The word “family” in a modern context is used to represent more than just cohabitating relatives. Instead, it’s used to represent a relational ideal people decide who becomes a part of. That’s not the point of the word.
Words like “family” and “friendship”, have no inherent weight. They’re terms to describe relationship types. For some reason, people give them significance based on the cultural climate. When we allow ourselves to become so nonchalant with definitions it creates more than just a etymology problem.
Families and friendships are the synthesis of multiple relationships within the same circle. They do influence one another. However, they are also still ordinary relationships. They should be evaluated for their independent quality, effectiveness and status without needing to be tied to stigmatized definitions of what it means to be a “family member” or a “friend.”
We restrict our vocabularies when discussing these important distinctions. It’s similar to our inability to communicate about the concept of “love” because of our inadequate vocabulary about its varied and complex vestiges.
Family has no single definition, but not because it’s subjective from person to person. A person should harbor multiple definitions of family. To be properly inclusive of the definitions of family, further sub-distinctions of family is required. They should be treated as unique units even when they overlap.
It’s a problem at its worst when we confine our relationships to standardized conceptions of what words like “family” and “friend” mean within the public eye. In doing so we may force a relationship to be compartmentalized somewhere it doesn’t fit. Rather than evaluating it in and of itself.

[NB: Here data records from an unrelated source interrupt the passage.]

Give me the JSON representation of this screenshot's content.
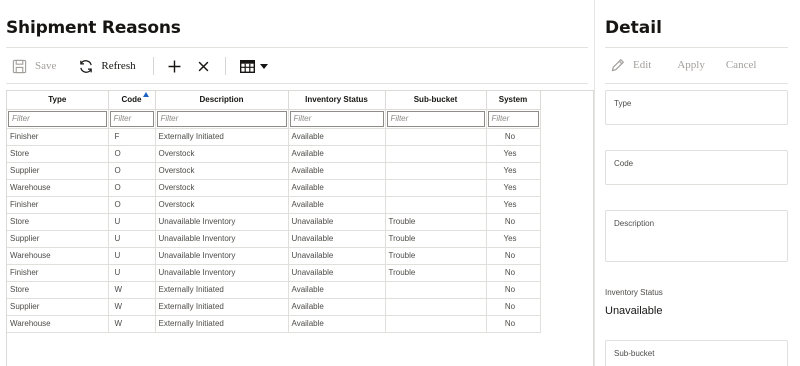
{
  "list": {
    "title": "Shipment Reasons",
    "toolbar": {
      "save_label": "Save",
      "refresh_label": "Refresh",
      "add_icon": "plus-icon",
      "delete_icon": "close-icon",
      "view_icon": "table-view-icon"
    },
    "columns": [
      "Type",
      "Code",
      "Description",
      "Inventory Status",
      "Sub-bucket",
      "System"
    ],
    "sorted_column": "Code",
    "filter_placeholder": "Filter",
    "rows": [
      {
        "type": "Finisher",
        "code": "F",
        "description": "Externally Initiated",
        "inventory_status": "Available",
        "sub_bucket": "",
        "system": "No"
      },
      {
        "type": "Store",
        "code": "O",
        "description": "Overstock",
        "inventory_status": "Available",
        "sub_bucket": "",
        "system": "Yes"
      },
      {
        "type": "Supplier",
        "code": "O",
        "description": "Overstock",
        "inventory_status": "Available",
        "sub_bucket": "",
        "system": "Yes"
      },
      {
        "type": "Warehouse",
        "code": "O",
        "description": "Overstock",
        "inventory_status": "Available",
        "sub_bucket": "",
        "system": "Yes"
      },
      {
        "type": "Finisher",
        "code": "O",
        "description": "Overstock",
        "inventory_status": "Available",
        "sub_bucket": "",
        "system": "Yes"
      },
      {
        "type": "Store",
        "code": "U",
        "description": "Unavailable Inventory",
        "inventory_status": "Unavailable",
        "sub_bucket": "Trouble",
        "system": "No"
      },
      {
        "type": "Supplier",
        "code": "U",
        "description": "Unavailable Inventory",
        "inventory_status": "Unavailable",
        "sub_bucket": "Trouble",
        "system": "Yes"
      },
      {
        "type": "Warehouse",
        "code": "U",
        "description": "Unavailable Inventory",
        "inventory_status": "Unavailable",
        "sub_bucket": "Trouble",
        "system": "No"
      },
      {
        "type": "Finisher",
        "code": "U",
        "description": "Unavailable Inventory",
        "inventory_status": "Unavailable",
        "sub_bucket": "Trouble",
        "system": "No"
      },
      {
        "type": "Store",
        "code": "W",
        "description": "Externally Initiated",
        "inventory_status": "Available",
        "sub_bucket": "",
        "system": "No"
      },
      {
        "type": "Supplier",
        "code": "W",
        "description": "Externally Initiated",
        "inventory_status": "Available",
        "sub_bucket": "",
        "system": "No"
      },
      {
        "type": "Warehouse",
        "code": "W",
        "description": "Externally Initiated",
        "inventory_status": "Available",
        "sub_bucket": "",
        "system": "No"
      }
    ]
  },
  "detail": {
    "title": "Detail",
    "edit_label": "Edit",
    "apply_label": "Apply",
    "cancel_label": "Cancel",
    "type_label": "Type",
    "code_label": "Code",
    "description_label": "Description",
    "inventory_status_label": "Inventory Status",
    "inventory_status_value": "Unavailable",
    "sub_bucket_label": "Sub-bucket"
  },
  "colors": {
    "accent": "#1d62c3",
    "disabled_text": "#a29f9b",
    "border": "#e1dfdc"
  }
}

This muddled hierarchy of relationship statuses enforces skewed perceptions of relationships. They may be maintained based on how someone treats “friends” or “family” in principal rather than their actual effectiveness in application. If someone maintains a more inclusive definition of “family” or “friends,” it can be a dangerous precedent if they have a contemporary philosophy like:
“Family is forever, and family is the friends that you choose.” Especially in the face of an unhealthy or dysfunctional relationship.
Words like “family” and “friend” define the type of relationship. Not the quality of its interactions or their significance.